[XML-SIG] Changes in pyexpat.c
Martin v. Loewis
martin@loewis.home.cs.tu-berlin.de
Wed, 27 Sep 2000 23:16:46 +0200
> Probably because the checked-in 4DOM is out of date. We've
> hesitated checking in the 4Suite 0.9.x version because of all the
> flux and not wanting to contribute to the confusion (and not being
> sure whether we had much bandwidth to help sort out any resulting
> confusion).
>
> However, it's time to do the right thing, so...
Yes, I was going to ask whether PyXML could get a new copy of 4DOM...

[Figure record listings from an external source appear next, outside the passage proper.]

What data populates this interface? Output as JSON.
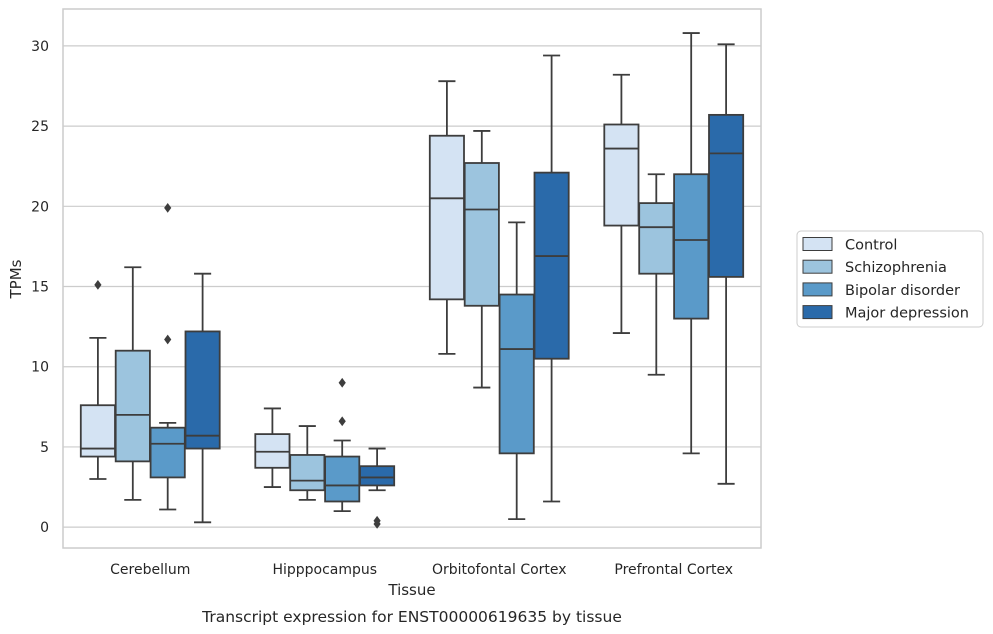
{
  "chart_data": {
    "type": "boxplot",
    "caption": "Transcript expression for ENST00000619635 by tissue",
    "xlabel": "Tissue",
    "ylabel": "TPMs",
    "ylim": [
      -1.3,
      32.3
    ],
    "yticks": [
      0,
      5,
      10,
      15,
      20,
      25,
      30
    ],
    "grid": "horizontal",
    "legend_position": "right-outside",
    "categories": [
      "Cerebellum",
      "Hipppocampus",
      "Orbitofontal Cortex",
      "Prefrontal Cortex"
    ],
    "series": [
      {
        "name": "Control",
        "color": "#d4e3f3",
        "boxes": [
          {
            "whislo": 3.0,
            "q1": 4.4,
            "med": 4.9,
            "q3": 7.6,
            "whishi": 11.8,
            "fliers": [
              15.1
            ]
          },
          {
            "whislo": 2.5,
            "q1": 3.7,
            "med": 4.7,
            "q3": 5.8,
            "whishi": 7.4,
            "fliers": []
          },
          {
            "whislo": 10.8,
            "q1": 14.2,
            "med": 20.5,
            "q3": 24.4,
            "whishi": 27.8,
            "fliers": []
          },
          {
            "whislo": 12.1,
            "q1": 18.8,
            "med": 23.6,
            "q3": 25.1,
            "whishi": 28.2,
            "fliers": []
          }
        ]
      },
      {
        "name": "Schizophrenia",
        "color": "#9cc4de",
        "boxes": [
          {
            "whislo": 1.7,
            "q1": 4.1,
            "med": 7.0,
            "q3": 11.0,
            "whishi": 16.2,
            "fliers": []
          },
          {
            "whislo": 1.7,
            "q1": 2.3,
            "med": 2.9,
            "q3": 4.5,
            "whishi": 6.3,
            "fliers": []
          },
          {
            "whislo": 8.7,
            "q1": 13.8,
            "med": 19.8,
            "q3": 22.7,
            "whishi": 24.7,
            "fliers": []
          },
          {
            "whislo": 9.5,
            "q1": 15.8,
            "med": 18.7,
            "q3": 20.2,
            "whishi": 22.0,
            "fliers": []
          }
        ]
      },
      {
        "name": "Bipolar disorder",
        "color": "#5a9ac9",
        "boxes": [
          {
            "whislo": 1.1,
            "q1": 3.1,
            "med": 5.2,
            "q3": 6.2,
            "whishi": 6.5,
            "fliers": [
              11.7,
              19.9
            ]
          },
          {
            "whislo": 1.0,
            "q1": 1.6,
            "med": 2.6,
            "q3": 4.4,
            "whishi": 5.4,
            "fliers": [
              6.6,
              9.0
            ]
          },
          {
            "whislo": 0.5,
            "q1": 4.6,
            "med": 11.1,
            "q3": 14.5,
            "whishi": 19.0,
            "fliers": []
          },
          {
            "whislo": 4.6,
            "q1": 13.0,
            "med": 17.9,
            "q3": 22.0,
            "whishi": 30.8,
            "fliers": []
          }
        ]
      },
      {
        "name": "Major depression",
        "color": "#2a6aaa",
        "boxes": [
          {
            "whislo": 0.3,
            "q1": 4.9,
            "med": 5.7,
            "q3": 12.2,
            "whishi": 15.8,
            "fliers": []
          },
          {
            "whislo": 2.3,
            "q1": 2.6,
            "med": 3.1,
            "q3": 3.8,
            "whishi": 4.9,
            "fliers": [
              0.2,
              0.4
            ]
          },
          {
            "whislo": 1.6,
            "q1": 10.5,
            "med": 16.9,
            "q3": 22.1,
            "whishi": 29.4,
            "fliers": []
          },
          {
            "whislo": 2.7,
            "q1": 15.6,
            "med": 23.3,
            "q3": 25.7,
            "whishi": 30.1,
            "fliers": []
          }
        ]
      }
    ]
  }
}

> Do we check the latest 4DOM and back-port the output encoding stuff to PyXML
> (it's all in ext/Printer.py)
Sounds like a good plan to me.
> I haven't had a chance to play with Python 2.0, so I'm not sure how
> hard the port would be. Here is the representative snippet from
> ext/Printer.py
It should not be too difficult to have this working on all Python
versions.
> from xml.unicode.iso8859 import wstring
> wstring.install_alias('ISO-8859-1', 'ISO_8859-1:1987')
try:
import codecs #will fail on 1.5
def utf8_to_code(string,encoding):
encoder = codecs.lookup(encoding)[0] # encode,decode,reader,writer
return encoder(unicode(string,"utf-8"))[0] # result,size
except ImportError:
def utf8_to_code(string,encoding):
#raise exception?
#support some trivial cases, e.g. latin1?
#try wstrop?
return string # silently return utf-8...
> #Note: Pass through to wstrop. This means we don't play nice and
> #Escape characters that are not in the target encoding.
> ws = wstring.from_utf8(new_string)
> new_string = ws.encode(encoding)
> #This version would skip all untranslatable chars: see wstrop.c
> #new_string = ws.encode(encoding, 1)
new_string = utf8_to_code(new_string,encoding)
Regards,
Martin